Many tribal nations rely on charter and recreational fishermen to provide sustenance for the community. William ("Buddy") Vanderhoop, a charter fishermen from the Wampanoag Tribe of Gay Head (Aquinnah), has noticed the implications of Revolution Wind's construction on the local waters. In 2024, Vanderhoop declared, "This summer, when they started Revolution Wind's construction, was by far the worst year for catching fish of any size that I've ever experienced. The only place I was able to get consistent bites was on the far eastern side of Nantucket, away from any offshore wind activity... Revolution Wind's surveying activity, pile-driving, construction, and extra vessel traffic has driven the fish away. People pay me to find fish, and if I can't find fish, I'm out of business." Aside from socio-economic, environmental, and cultural concerns, the livelihoods of Indigenous peoples are also a part of the equation when determining the implications of the Revolution Wind project.

== Construction history ==

=== Early construction ===
Revolution Wind is currently in the construction phase. As of September 3, 2024, they had successfully installed at least one Siemens Gamesa turbine. According to Revolution's developers, Ørsted and Skyborn Renewables, the project is expected to be fully operational by 2026. Completion was delayed one year from the original 2025 target because of unexpectedly extensive soil contamination from a former Navy landfill at the site of the onshore substation at Quonset Park in Kingstown, Rhode Island.

According to weekly construction updates posted on the Revolution Wind website, as of February 10, 2025, the project had completed conduit proofing at Quonset Park, which was the process of preparing underwater cables to be buried, ensuring they are able to withstand abrasion and entanglement. Additionally, the project has completed indoor and outdoor electrical equipment construction at the interconnection facility.

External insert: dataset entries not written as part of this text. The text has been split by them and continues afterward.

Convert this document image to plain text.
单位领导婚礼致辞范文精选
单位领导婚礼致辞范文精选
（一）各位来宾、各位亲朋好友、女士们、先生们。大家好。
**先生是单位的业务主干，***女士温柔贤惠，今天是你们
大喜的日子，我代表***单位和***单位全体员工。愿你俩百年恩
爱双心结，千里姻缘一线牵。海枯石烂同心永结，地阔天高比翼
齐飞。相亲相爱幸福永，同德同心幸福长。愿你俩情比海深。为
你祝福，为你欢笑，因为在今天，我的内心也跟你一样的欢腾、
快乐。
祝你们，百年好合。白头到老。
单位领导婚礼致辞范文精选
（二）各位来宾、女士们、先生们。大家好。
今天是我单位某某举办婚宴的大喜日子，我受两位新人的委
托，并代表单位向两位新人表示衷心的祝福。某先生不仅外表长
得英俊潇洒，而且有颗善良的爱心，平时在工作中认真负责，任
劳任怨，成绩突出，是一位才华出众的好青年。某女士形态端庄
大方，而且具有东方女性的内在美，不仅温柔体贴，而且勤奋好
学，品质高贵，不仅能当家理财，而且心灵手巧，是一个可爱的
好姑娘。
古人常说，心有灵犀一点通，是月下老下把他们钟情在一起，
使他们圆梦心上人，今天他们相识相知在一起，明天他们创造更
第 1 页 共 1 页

=== Stop work order and resumption ===
On January 21, 2025, President Trump signed an Executive Order that halts the leasing and permitting of offshore wind sites going forward. Even though Revolution Wind had been fully permitted and construction was already underway, in August 2025, the Bureau of Ocean Energy Management issued a stop-work order for the project, citing unspecified national security interests.

In September 2025, a federal judge lifted the stop-work order in a preliminary injunction while the order was challenged in court, on the grounds that the government was likely to lose on the merits and that the company would suffer irreparable harm. In October 2025, Ørsted announced that work had fully resumed; Revolution Wind is expected to begin operations in the second half of 2026.